Besides minced pork, chopped jicama (or water chestnut), carrot and green onion are added to enhance the texture and flavour, as well as the nutritional value of this dish. If you like prawn, you may replace some minced pork with minced prawn.
Combine ingredients for pork filling in a mixing bowl, mix with hand for about 3 minutes until well blended. Set aside to marinate for 20 minutes.
Divide the filling into 10 equal portions.
Put 1 portion of pork filling onto 1 piece of beancurd skin. Wrap the filling with beancurd skin. Brush the beancurd skin end with some water. Seal the pork roll properly.
Cut each pork roll into 5 small pieces.
Preheat 600 ml of cooking to 160°C, turn to medium heat. Deep-fry the bak kian pieces until golden brown, stirring occasionally to distribute the heat evenly.
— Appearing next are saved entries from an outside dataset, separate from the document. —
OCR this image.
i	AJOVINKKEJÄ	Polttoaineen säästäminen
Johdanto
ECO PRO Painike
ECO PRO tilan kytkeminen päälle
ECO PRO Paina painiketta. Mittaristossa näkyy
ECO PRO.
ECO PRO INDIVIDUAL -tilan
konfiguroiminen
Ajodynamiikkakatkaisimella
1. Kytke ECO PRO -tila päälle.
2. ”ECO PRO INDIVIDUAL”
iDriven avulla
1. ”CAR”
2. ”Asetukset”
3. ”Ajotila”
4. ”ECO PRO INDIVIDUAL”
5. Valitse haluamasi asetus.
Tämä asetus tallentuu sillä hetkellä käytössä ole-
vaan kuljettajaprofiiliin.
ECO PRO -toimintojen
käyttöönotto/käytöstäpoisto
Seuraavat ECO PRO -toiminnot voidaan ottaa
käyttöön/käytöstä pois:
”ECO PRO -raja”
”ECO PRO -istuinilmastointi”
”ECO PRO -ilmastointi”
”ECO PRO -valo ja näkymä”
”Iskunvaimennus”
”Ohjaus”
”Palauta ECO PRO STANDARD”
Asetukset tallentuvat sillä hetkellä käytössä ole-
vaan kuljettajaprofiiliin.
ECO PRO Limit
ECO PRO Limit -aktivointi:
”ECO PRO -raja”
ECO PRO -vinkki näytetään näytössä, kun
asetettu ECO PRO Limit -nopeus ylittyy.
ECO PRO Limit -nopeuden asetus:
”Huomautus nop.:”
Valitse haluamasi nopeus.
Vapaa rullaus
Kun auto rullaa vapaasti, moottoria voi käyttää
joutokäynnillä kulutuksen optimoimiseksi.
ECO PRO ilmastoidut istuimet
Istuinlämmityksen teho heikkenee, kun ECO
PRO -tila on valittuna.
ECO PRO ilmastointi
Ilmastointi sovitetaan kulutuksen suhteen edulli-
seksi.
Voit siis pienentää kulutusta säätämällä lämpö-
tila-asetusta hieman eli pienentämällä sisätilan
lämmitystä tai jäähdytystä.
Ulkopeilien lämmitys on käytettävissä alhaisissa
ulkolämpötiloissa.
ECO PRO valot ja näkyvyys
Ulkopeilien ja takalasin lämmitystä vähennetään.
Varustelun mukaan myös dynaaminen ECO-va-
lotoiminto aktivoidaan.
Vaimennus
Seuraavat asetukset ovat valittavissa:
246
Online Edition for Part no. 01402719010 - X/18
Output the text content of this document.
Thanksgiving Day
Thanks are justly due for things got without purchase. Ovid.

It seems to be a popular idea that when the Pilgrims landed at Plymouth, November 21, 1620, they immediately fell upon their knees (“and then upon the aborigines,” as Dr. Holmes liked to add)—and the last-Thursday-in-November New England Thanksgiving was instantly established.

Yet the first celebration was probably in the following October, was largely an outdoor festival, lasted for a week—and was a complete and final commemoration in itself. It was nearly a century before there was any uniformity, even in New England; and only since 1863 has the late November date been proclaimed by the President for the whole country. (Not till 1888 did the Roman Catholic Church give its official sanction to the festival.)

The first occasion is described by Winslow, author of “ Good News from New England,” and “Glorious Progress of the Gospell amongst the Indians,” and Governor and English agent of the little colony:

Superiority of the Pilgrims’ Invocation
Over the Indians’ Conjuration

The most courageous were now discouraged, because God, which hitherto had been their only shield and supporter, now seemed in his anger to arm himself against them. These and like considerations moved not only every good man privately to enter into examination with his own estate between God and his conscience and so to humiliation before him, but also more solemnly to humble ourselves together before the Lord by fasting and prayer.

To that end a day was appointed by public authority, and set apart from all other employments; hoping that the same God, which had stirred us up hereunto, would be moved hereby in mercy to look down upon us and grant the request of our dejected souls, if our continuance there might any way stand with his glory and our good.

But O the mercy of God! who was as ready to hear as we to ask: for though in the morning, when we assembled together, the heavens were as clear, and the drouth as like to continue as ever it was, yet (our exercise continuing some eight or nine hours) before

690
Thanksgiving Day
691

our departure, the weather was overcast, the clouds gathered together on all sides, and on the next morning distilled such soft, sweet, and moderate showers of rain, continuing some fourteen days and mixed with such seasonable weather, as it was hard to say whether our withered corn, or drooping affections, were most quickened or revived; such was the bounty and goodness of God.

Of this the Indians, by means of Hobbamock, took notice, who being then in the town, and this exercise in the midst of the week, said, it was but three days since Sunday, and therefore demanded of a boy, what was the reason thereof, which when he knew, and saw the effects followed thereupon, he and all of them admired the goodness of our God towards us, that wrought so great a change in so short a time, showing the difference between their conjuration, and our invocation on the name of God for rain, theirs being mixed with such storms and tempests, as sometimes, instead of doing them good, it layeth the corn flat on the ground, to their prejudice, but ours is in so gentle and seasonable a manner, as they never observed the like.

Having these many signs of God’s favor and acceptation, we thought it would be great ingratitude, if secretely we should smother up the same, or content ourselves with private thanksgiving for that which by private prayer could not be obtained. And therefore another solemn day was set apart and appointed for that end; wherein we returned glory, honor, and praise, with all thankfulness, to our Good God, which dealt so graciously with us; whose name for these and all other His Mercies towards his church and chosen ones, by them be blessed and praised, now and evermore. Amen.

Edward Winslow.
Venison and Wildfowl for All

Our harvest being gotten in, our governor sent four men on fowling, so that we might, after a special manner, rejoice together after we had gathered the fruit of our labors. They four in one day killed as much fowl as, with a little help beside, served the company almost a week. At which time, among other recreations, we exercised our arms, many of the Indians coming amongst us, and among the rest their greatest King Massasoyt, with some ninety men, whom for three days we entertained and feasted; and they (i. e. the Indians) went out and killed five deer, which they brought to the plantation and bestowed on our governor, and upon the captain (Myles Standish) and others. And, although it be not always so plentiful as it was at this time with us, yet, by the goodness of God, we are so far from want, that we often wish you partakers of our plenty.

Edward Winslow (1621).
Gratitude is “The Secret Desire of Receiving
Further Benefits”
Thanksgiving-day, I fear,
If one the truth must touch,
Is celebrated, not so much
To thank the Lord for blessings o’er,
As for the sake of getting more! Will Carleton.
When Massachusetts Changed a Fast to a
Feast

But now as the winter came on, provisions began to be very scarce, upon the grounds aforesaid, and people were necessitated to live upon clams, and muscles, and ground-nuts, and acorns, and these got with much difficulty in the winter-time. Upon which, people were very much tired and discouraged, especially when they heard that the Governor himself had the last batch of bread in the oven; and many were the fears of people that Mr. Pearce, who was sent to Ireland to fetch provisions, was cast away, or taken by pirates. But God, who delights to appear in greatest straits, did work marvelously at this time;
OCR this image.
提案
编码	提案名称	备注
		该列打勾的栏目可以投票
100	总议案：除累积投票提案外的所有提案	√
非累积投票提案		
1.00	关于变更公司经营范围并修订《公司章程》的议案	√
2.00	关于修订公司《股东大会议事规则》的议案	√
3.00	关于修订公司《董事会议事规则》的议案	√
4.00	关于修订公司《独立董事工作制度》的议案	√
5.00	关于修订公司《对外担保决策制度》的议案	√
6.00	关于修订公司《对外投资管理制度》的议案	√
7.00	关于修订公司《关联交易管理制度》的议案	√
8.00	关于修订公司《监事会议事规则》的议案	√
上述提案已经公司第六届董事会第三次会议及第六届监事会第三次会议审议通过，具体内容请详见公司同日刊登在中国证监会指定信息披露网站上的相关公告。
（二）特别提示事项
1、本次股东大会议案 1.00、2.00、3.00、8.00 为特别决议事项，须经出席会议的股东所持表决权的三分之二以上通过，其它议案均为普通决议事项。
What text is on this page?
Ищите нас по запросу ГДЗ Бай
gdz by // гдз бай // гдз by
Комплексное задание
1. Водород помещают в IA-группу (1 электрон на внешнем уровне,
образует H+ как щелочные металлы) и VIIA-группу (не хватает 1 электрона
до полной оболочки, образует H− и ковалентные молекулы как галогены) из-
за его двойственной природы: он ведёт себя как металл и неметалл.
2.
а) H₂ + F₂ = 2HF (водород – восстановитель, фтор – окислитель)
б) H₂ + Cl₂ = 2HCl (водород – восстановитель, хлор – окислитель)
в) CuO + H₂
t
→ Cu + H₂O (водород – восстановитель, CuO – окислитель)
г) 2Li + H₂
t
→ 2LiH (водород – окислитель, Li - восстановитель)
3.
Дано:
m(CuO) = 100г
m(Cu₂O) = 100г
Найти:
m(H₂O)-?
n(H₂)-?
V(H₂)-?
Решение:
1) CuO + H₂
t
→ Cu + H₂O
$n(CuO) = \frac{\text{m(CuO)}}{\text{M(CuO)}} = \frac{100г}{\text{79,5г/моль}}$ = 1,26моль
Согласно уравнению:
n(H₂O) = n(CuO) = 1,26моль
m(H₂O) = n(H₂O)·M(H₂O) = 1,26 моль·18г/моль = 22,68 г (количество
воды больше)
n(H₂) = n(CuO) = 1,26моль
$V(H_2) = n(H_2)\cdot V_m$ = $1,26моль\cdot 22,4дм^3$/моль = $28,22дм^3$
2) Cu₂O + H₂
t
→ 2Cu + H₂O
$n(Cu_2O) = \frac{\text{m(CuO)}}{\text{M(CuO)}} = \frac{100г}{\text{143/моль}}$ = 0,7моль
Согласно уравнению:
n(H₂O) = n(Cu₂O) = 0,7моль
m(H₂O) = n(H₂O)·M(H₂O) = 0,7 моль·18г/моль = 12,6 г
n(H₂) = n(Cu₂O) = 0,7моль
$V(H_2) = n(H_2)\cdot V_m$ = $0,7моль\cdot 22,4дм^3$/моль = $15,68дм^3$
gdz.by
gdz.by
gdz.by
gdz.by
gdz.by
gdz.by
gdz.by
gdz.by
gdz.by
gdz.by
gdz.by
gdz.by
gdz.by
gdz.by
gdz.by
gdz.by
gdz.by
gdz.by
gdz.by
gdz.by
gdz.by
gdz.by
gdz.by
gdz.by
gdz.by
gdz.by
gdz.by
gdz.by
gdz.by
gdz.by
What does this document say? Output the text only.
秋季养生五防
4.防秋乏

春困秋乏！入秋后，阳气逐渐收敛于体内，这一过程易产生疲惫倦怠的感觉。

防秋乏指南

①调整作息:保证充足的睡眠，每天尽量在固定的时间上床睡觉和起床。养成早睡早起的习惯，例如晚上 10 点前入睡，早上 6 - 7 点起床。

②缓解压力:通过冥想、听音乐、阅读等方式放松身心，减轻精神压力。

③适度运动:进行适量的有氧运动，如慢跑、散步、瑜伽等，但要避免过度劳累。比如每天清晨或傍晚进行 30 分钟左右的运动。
After removing from heat, put the fried bak kian on a strainer ladle to strain the oil.
Transfer the bak kian to kitchen towels to absorb the oil.
Video
Notes
The nutritional value is for 1 roll.This recipe yields 10 minced pork rolls, cut each into 5 small pieces.The unsalted beancurd skin used in this recipe (if you use salted beancurd skin, reduce the amount of fine salt added to pork filling).